Minister for Poverty Alleviation and Social Safety
- In office 18 April 2022 – 10 August 2023
- Preceded by: Sania Nishtar

Member of the National Assembly of Pakistan
- Incumbent
- Assumed office 29 February 2024
- Constituency: NA-209 Sanghar-I
- In office 13 August 2018 – 10 August 2023
- Constituency: NA-216 (Sanghar-II)
- In office 30 August 2013 – 31 May 2018
- Constituency: NA-235 (Sanghar-II)
- In office 6 July 2012 – 30 August 2013
- Constituency: Reserved seats for women

Member of Provincial Assembly of Sindh
- In office 2008 – July 2012
- In office 2002–2008

Personal details
- Born: 8 October 1966 (age 59) Karachi, Sindh, Pakistan
- Party: PPP (2002-present)
- Parent: Atta Muhammad Marri (father);

= Shazia Marri =

Pakistani politician (born 1966)

Shazia Atta Marri (born 8 October 1966), also known as Shazia Jannat Marri, is a Pakistani politician, former Federal Minister and Chairperson of Benazir Income Support Programme. She has been a member of the National Assembly of Pakistan since February 2024 and previously served in this position from July 2012 to August 2013, from August 2013 to May 2018, and from August 2018 till August 2023. She was the Minister for Poverty Alleviation and Social Safety from April 2022 to August 2023.

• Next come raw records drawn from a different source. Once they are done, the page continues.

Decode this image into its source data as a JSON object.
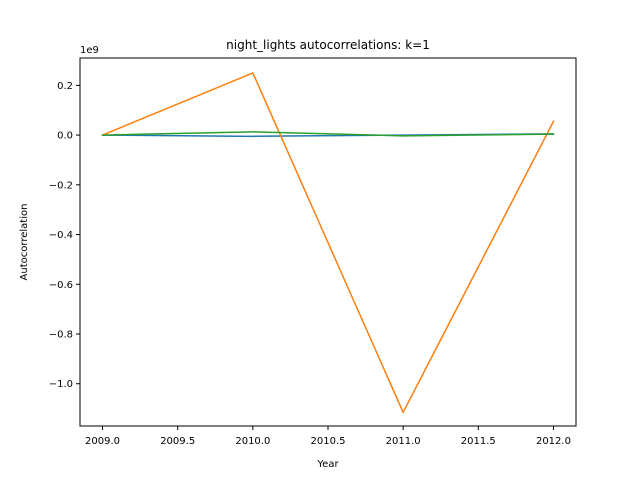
{
  "chart_data": {
    "type": "line",
    "title": "night_lights autocorrelations: k=1",
    "xlabel": "Year",
    "ylabel": "Autocorrelation",
    "y_offset_label": "1e9",
    "x": [
      2009.0,
      2010.0,
      2011.0,
      2012.0
    ],
    "xlim": [
      2008.85,
      2012.15
    ],
    "ylim": [
      -1.17,
      0.31
    ],
    "x_ticks": [
      2009.0,
      2009.5,
      2010.0,
      2010.5,
      2011.0,
      2011.5,
      2012.0
    ],
    "x_tick_labels": [
      "2009.0",
      "2009.5",
      "2010.0",
      "2010.5",
      "2011.0",
      "2011.5",
      "2012.0"
    ],
    "y_ticks": [
      0.2,
      0.0,
      -0.2,
      -0.4,
      -0.6,
      -0.8,
      -1.0
    ],
    "y_tick_labels": [
      "0.2",
      "0.0",
      "−0.2",
      "−0.4",
      "−0.6",
      "−0.8",
      "−1.0"
    ],
    "grid": false,
    "series": [
      {
        "color": "#1f77b4",
        "values": [
          0.0,
          -0.005,
          0.0,
          0.005
        ]
      },
      {
        "color": "#ff7f0e",
        "values": [
          0.0,
          0.25,
          -1.115,
          0.055
        ]
      },
      {
        "color": "#2ca02c",
        "values": [
          0.0,
          0.013,
          -0.003,
          0.004
        ]
      }
    ]
  }
}
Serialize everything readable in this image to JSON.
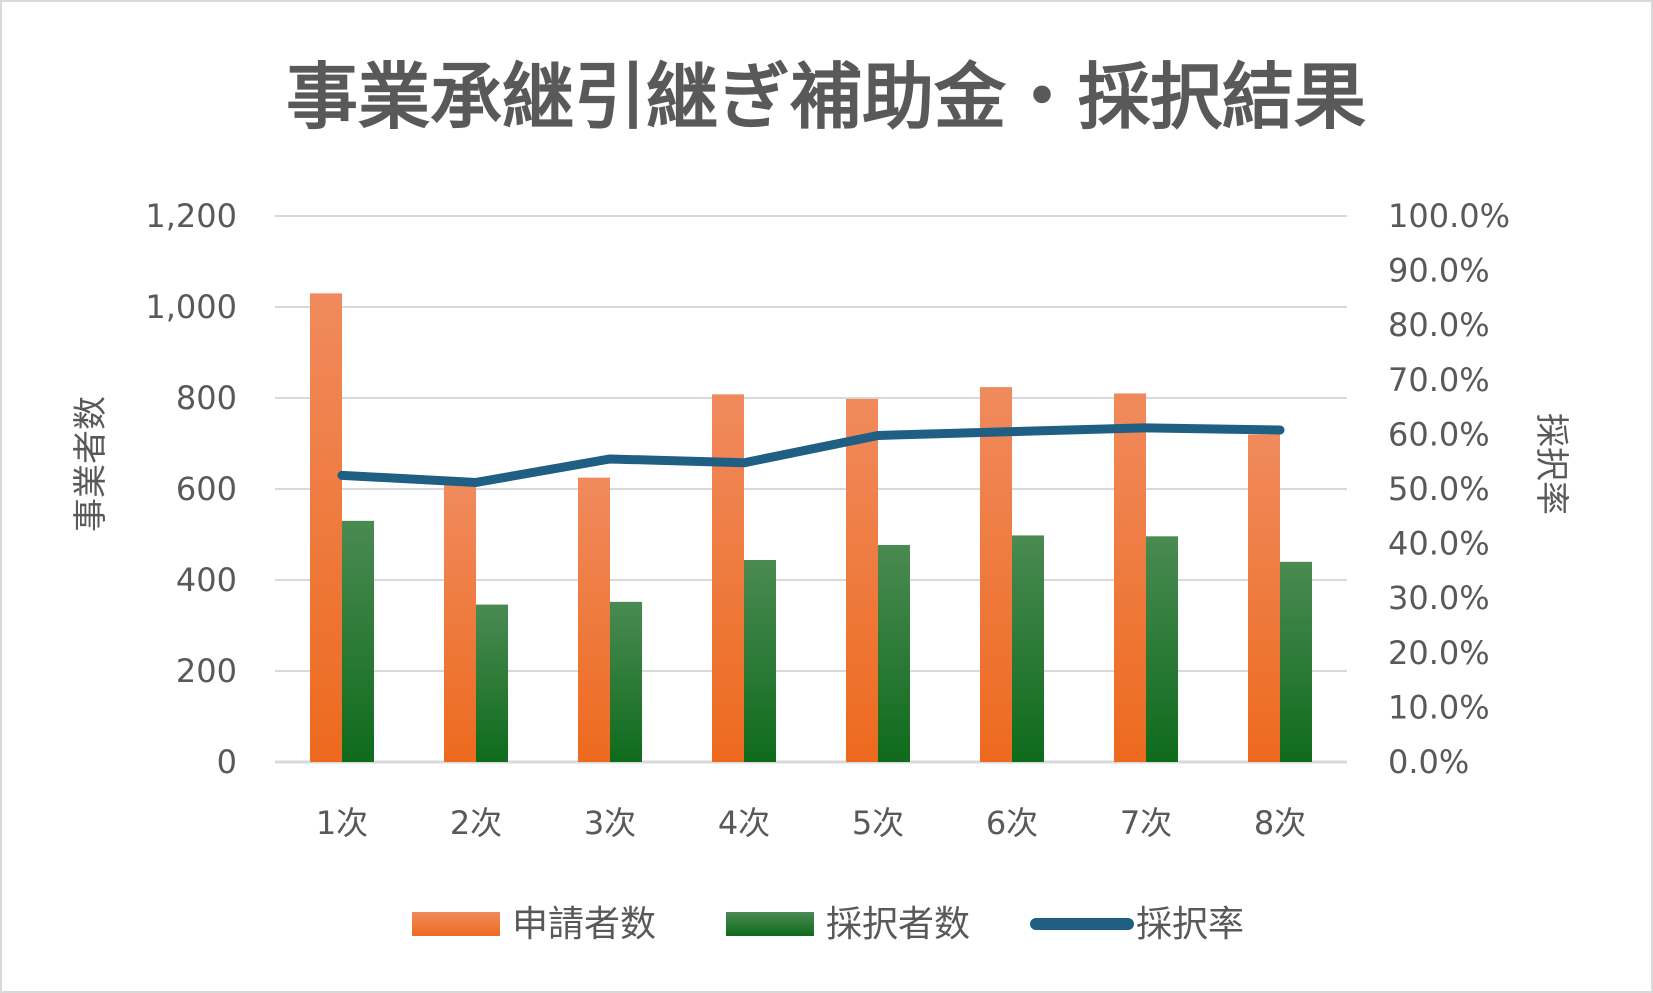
{
  "chart_data": {
    "type": "bar",
    "title": "事業承継引継ぎ補助金・採択結果",
    "categories": [
      "1次",
      "2次",
      "3次",
      "4次",
      "5次",
      "6次",
      "7次",
      "8次"
    ],
    "series": [
      {
        "name": "申請者数",
        "type": "bar",
        "axis": "left",
        "color": "#ed7d31",
        "values": [
          1030,
          610,
          625,
          808,
          798,
          824,
          810,
          720
        ]
      },
      {
        "name": "採択者数",
        "type": "bar",
        "axis": "left",
        "color": "#1e7b28",
        "values": [
          530,
          346,
          352,
          444,
          477,
          498,
          496,
          440
        ]
      },
      {
        "name": "採択率",
        "type": "line",
        "axis": "right",
        "color": "#1f5f84",
        "values": [
          0.525,
          0.512,
          0.555,
          0.548,
          0.598,
          0.605,
          0.612,
          0.608
        ]
      }
    ],
    "ylabel": "事業者数",
    "y2label": "採択率",
    "ylim": [
      0,
      1200
    ],
    "y2lim": [
      0,
      1
    ],
    "yticks": [
      "0",
      "200",
      "400",
      "600",
      "800",
      "1,000",
      "1,200"
    ],
    "y2ticks": [
      "0.0%",
      "10.0%",
      "20.0%",
      "30.0%",
      "40.0%",
      "50.0%",
      "60.0%",
      "70.0%",
      "80.0%",
      "90.0%",
      "100.0%"
    ],
    "grid": true,
    "legend_position": "bottom"
  }
}
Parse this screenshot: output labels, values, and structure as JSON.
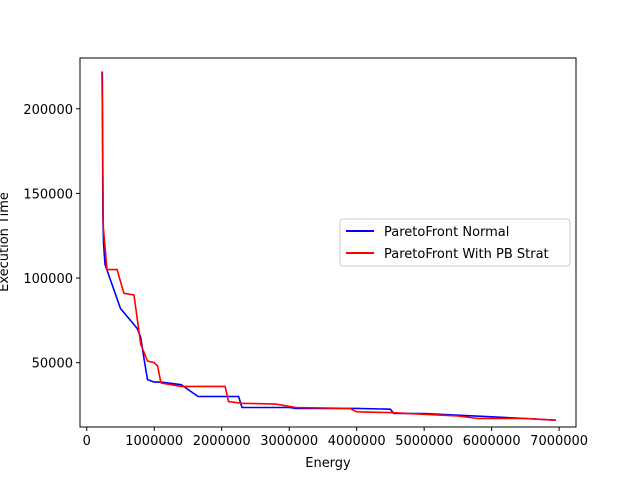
{
  "chart_data": {
    "type": "line",
    "title": "",
    "xlabel": "Energy",
    "ylabel": "Execution Time",
    "ylabel_color": "#0000ff",
    "xlim": [
      -100000,
      7250000
    ],
    "ylim": [
      12000,
      230000
    ],
    "xticks": [
      0,
      1000000,
      2000000,
      3000000,
      4000000,
      5000000,
      6000000,
      7000000
    ],
    "xtick_labels": [
      "0",
      "1000000",
      "2000000",
      "3000000",
      "4000000",
      "5000000",
      "6000000",
      "7000000"
    ],
    "yticks": [
      50000,
      100000,
      150000,
      200000
    ],
    "ytick_labels": [
      "50000",
      "100000",
      "150000",
      "200000"
    ],
    "grid": false,
    "legend_position": "center-right",
    "series": [
      {
        "name": "ParetoFront Normal",
        "color": "#0000ff",
        "x": [
          230000,
          240000,
          250000,
          270000,
          500000,
          750000,
          800000,
          850000,
          900000,
          1000000,
          1100000,
          1400000,
          1650000,
          2250000,
          2300000,
          3000000,
          3100000,
          4000000,
          4500000,
          4550000,
          5000000,
          5500000,
          6000000,
          6500000,
          6950000
        ],
        "y": [
          222000,
          135000,
          120000,
          108000,
          82000,
          70000,
          65000,
          52000,
          40000,
          38500,
          38500,
          37000,
          30000,
          30000,
          23500,
          23500,
          23000,
          23000,
          22500,
          20000,
          20000,
          19000,
          18000,
          17000,
          16000
        ]
      },
      {
        "name": "ParetoFront With PB Strat",
        "color": "#ff0000",
        "x": [
          225000,
          235000,
          245000,
          300000,
          450000,
          550000,
          700000,
          800000,
          900000,
          1000000,
          1050000,
          1100000,
          1400000,
          2050000,
          2100000,
          2300000,
          2800000,
          3100000,
          3900000,
          4000000,
          4500000,
          5000000,
          5500000,
          5800000,
          6500000,
          6950000
        ],
        "y": [
          222000,
          190000,
          130000,
          105000,
          105000,
          91000,
          90000,
          61000,
          51000,
          50000,
          48000,
          38000,
          36000,
          36000,
          27000,
          26000,
          25500,
          23500,
          23000,
          21000,
          20500,
          19500,
          18500,
          17000,
          17000,
          16000
        ]
      }
    ]
  }
}
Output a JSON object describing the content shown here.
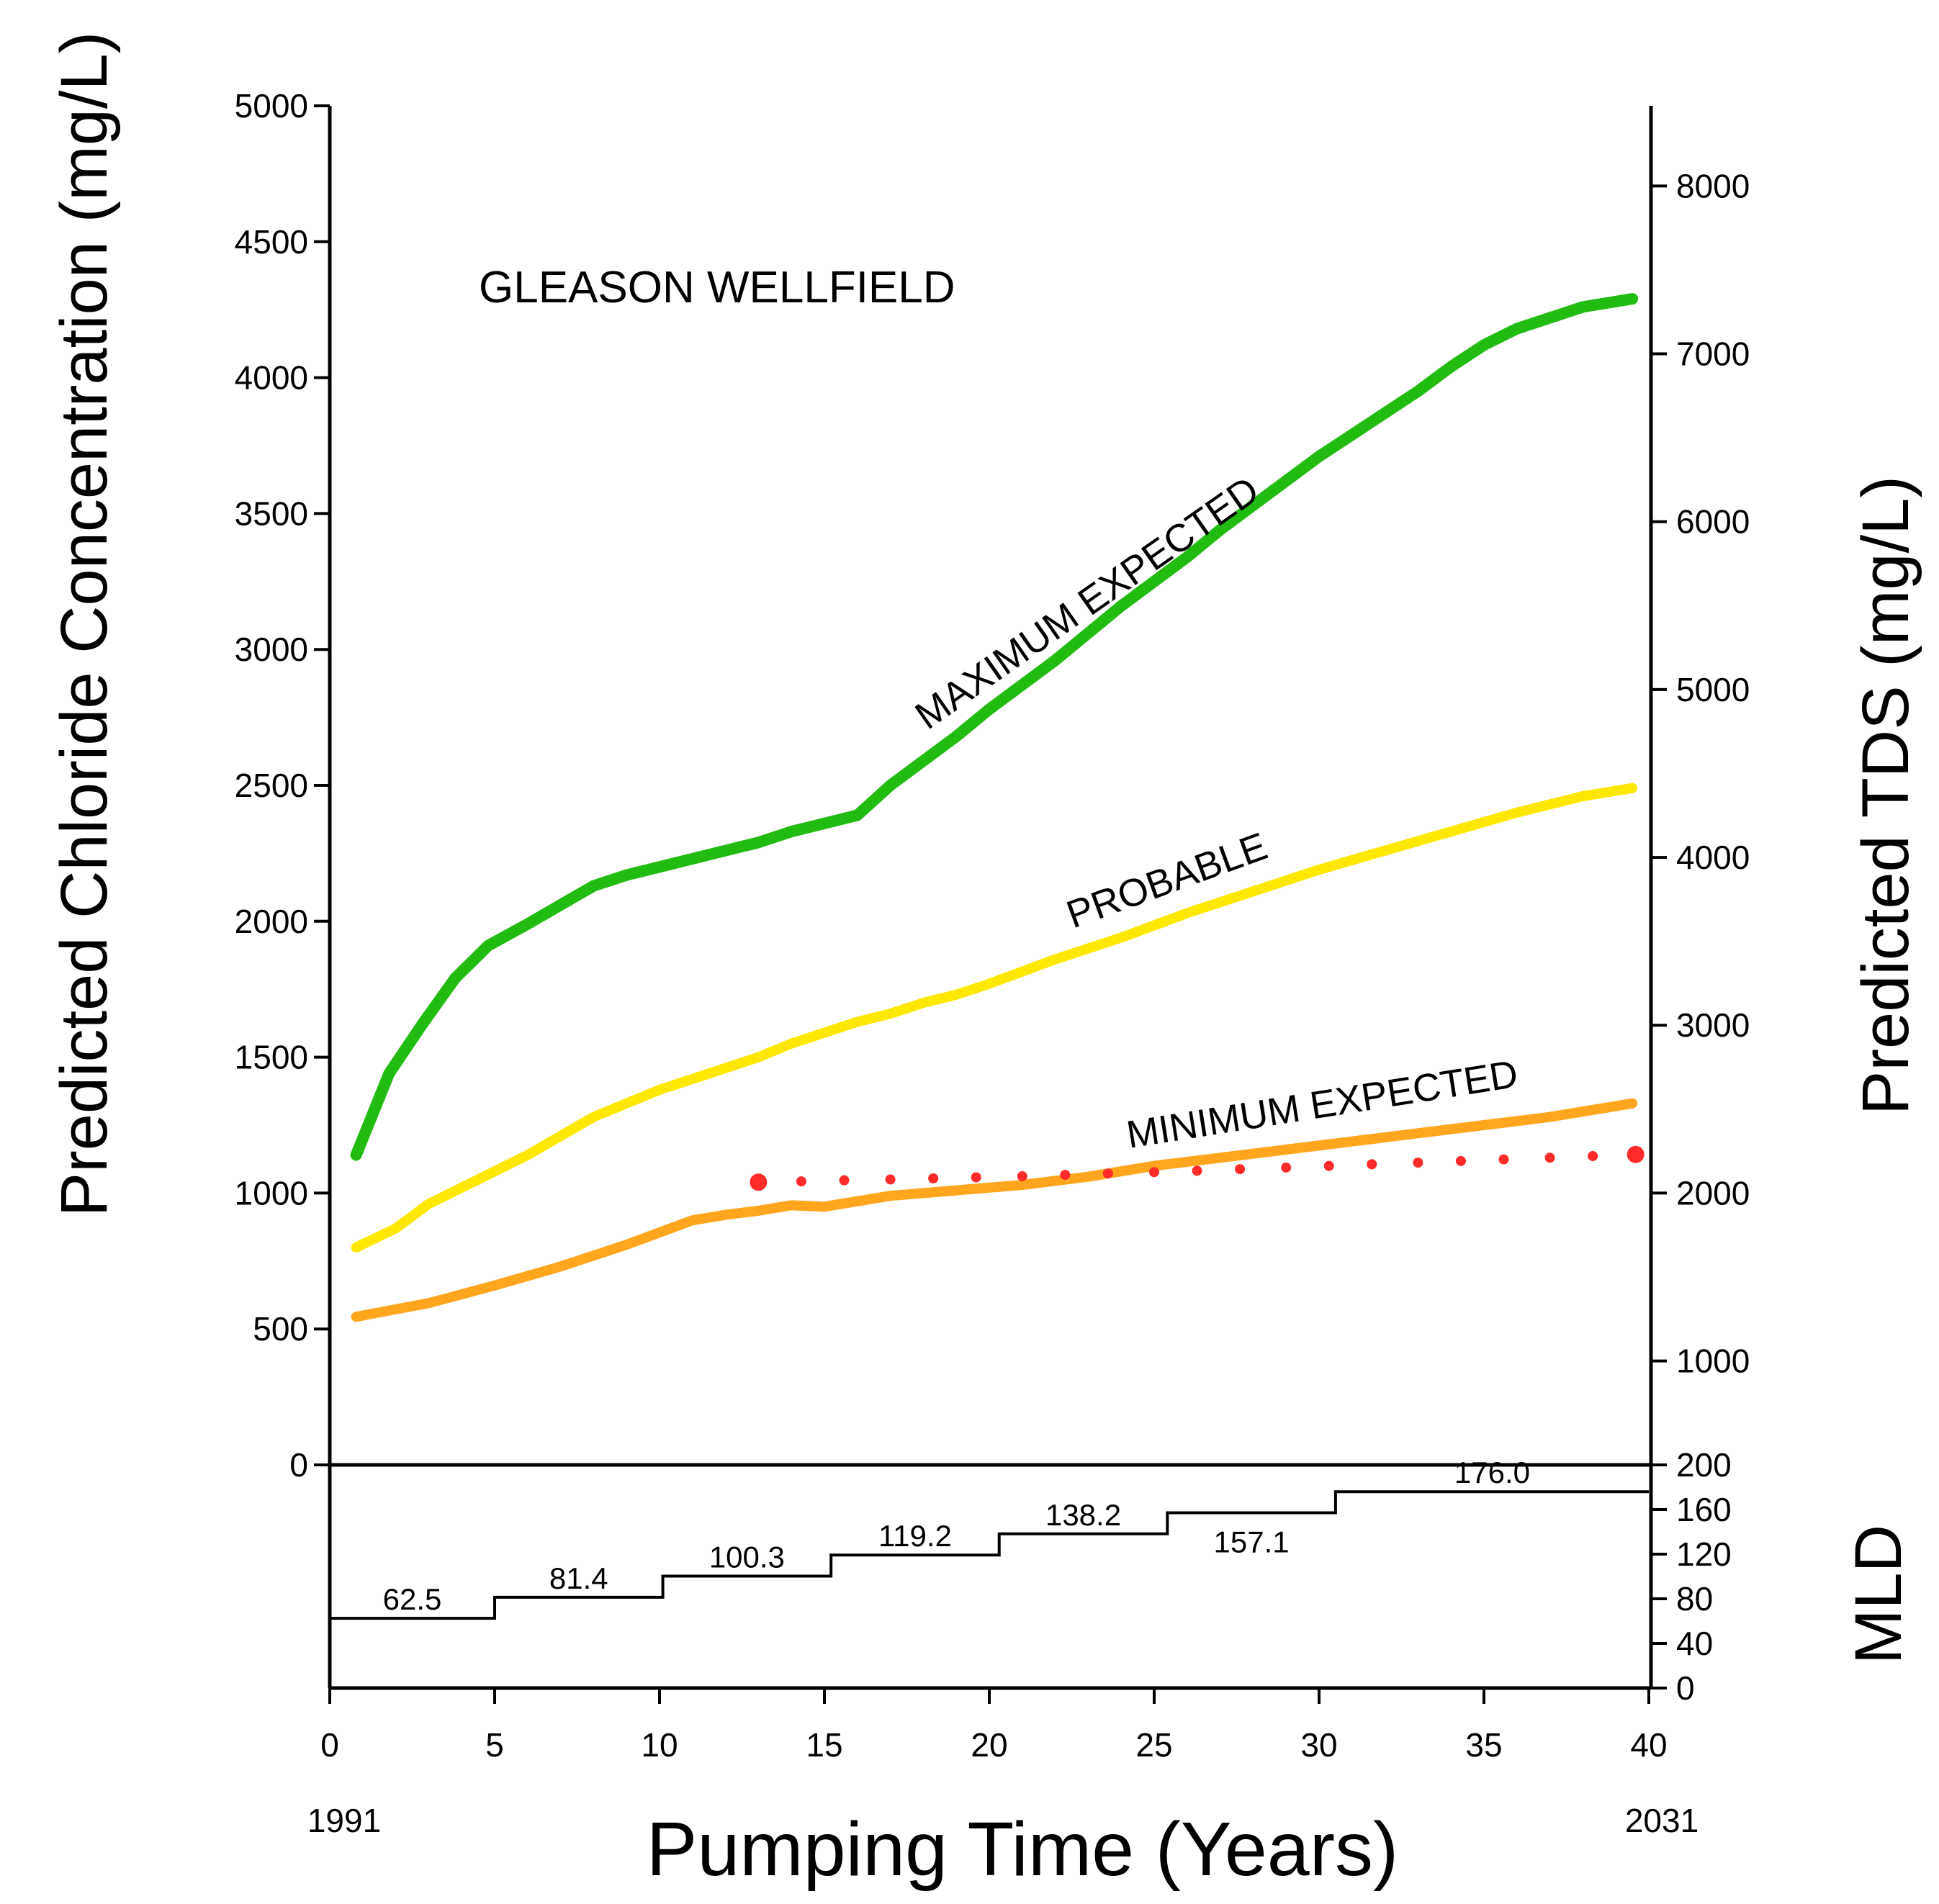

==Early life and education==
She was born on 8 October 1966 in Karachi, to former Deputy Speaker of the Sindh Assembly Atta Muhammad Marri, into a Baloch family.

Her grandfather Ali Muhammad was also politician and was member of legislative assembly during British government from 1944 to 1945. Moreover, her mother Parveen Marri has also remained member of Sindh Assembly during 1985–86. She has a BA degree.

==Political career==

She was elected to Provincial Assembly of Sindh in the 2002 Pakistani general election.

She served as Provincial Minister of Sindh for Electric before appointed as Provincial Minister of Sindh for Information from 2008 to 2010.

She was re-elected to Provincial Assembly of Sindh in the 2008 Pakistani general election from PS-133 on reserved seat for women, representing Pakistan Peoples Party (PPP). In July 2012, she resigned from the seat.

In July 2012, she was elected to the National Assembly of Pakistan as a candidate of PPP on a seat reserved for women from Sindh.

She ran for the seat of National Assembly in the 2013 Pakistani general election from NA-235 (Sanghar-II), but was unsuccessful.

She was re-elected to the National Assembly of Pakistan on reserved seat for women in the 2013 election.

In July 2013, she was elected to the National Assembly in by-election from NA-235 (Sanghar-II).

She was re-elected to the National Assembly as a candidate of PPP from NA-216 (Sanghar-II) in the 2018 Pakistani general election. She received 80,770 votes and defeated Kishan Chand Parwani, a candidate of the Grand Democratic Alliance (GDA). In the same election, she was re-elected to the National Assembly as a candidate of PPP on a seat reserved for women from Sindh.

She was re-elected to the National Assembly as a candidate of PPP from NA-209 Sanghar-I in the 2024 Pakistani general election. She received 156,723 votes and defeated Muhammad Khan Junejo, a candidate of the GDA.